Oral arguments were heard in the Joanne McCall vs. Governor Scott lawsuit yesterday. The Florida Education Association, Florida League of Women Voters and the NAACP support the suit. It is not clear that the judges in the First District Court of Appeals agree. They must now decide whether the trial will go forward. A video of the hearing will be available on the Florida 1st District Court of Appeal soon.
The issue is whether tax credit vouchers to send students to private, mostly religious schools is constitutional.
It comes down to when is a tax—a tax? The legislature allows corporations to redirect their taxes to Step Up for Students to distribute scholarships to eligible children. Income eligibility is moving up. Now, families earning $63,000 may receive partial scholarships.
The Florida constitution does not allow state funding for private schools. State attorneys argue that the tax credit scholarships come from corporations, not the State. Even though the legislature has enabled the diversion of funds owed in taxes, the State does not directly spend the money, corporations do.
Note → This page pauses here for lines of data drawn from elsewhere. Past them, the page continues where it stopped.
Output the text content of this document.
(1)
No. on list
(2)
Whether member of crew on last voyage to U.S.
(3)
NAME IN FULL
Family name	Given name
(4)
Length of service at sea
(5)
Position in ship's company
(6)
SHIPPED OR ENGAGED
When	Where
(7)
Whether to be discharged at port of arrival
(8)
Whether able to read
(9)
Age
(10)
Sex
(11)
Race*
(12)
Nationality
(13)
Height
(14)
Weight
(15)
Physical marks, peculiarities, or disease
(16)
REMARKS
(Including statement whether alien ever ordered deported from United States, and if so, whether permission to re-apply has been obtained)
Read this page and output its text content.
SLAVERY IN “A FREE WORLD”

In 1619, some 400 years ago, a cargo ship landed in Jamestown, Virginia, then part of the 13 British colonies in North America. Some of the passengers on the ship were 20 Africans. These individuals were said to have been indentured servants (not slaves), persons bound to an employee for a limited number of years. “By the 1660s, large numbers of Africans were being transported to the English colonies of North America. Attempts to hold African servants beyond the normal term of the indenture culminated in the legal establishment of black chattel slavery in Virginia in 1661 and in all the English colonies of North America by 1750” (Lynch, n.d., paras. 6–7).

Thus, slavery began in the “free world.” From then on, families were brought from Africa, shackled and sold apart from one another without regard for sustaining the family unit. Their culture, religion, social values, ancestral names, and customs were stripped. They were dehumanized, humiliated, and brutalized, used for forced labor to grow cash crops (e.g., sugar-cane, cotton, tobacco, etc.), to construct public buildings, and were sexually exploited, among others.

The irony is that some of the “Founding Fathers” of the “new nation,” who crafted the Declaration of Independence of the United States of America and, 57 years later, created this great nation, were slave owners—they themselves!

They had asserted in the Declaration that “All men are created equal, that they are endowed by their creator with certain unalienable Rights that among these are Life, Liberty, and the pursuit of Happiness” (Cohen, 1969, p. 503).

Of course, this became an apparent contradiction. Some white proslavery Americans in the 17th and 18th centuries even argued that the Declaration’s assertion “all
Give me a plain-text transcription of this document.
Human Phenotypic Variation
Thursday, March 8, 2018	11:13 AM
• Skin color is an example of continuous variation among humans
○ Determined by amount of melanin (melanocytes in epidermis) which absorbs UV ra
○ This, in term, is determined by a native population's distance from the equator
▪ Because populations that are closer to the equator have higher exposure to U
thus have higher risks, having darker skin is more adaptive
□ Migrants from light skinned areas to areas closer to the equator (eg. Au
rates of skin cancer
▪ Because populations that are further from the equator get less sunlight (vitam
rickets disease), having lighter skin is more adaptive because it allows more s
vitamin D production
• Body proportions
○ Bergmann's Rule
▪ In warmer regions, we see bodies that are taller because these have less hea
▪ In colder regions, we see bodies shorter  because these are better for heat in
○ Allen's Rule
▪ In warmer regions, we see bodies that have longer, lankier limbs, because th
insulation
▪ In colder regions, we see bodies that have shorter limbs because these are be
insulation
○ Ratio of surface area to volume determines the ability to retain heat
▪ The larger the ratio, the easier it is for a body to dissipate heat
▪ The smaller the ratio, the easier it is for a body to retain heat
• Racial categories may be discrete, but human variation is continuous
The legal argument over standing is whether the program harms children. If so, the case goes forward. The FEA attorney argues that children and the public school system are harmed. Evidence to support this claim would be presented if the judges allow the case to proceed.
At stake is $559,082,031 for over 77,000 children in 2016-17 The scholarships are $5886 and are primarily awarded to small religious schools. It is no surprise that a coalition of black ministers favor the scholarships in spite of the fact that the NAACP opposes the scholarships.
An even more fundamental issue is on trial. Tax credit scholarships are one leg of the move to privatize education. One can argue that this option is motivated by a desire to lower costs at the expense of quality. Private schools are exempt from public school standards, accountability and certification requirements.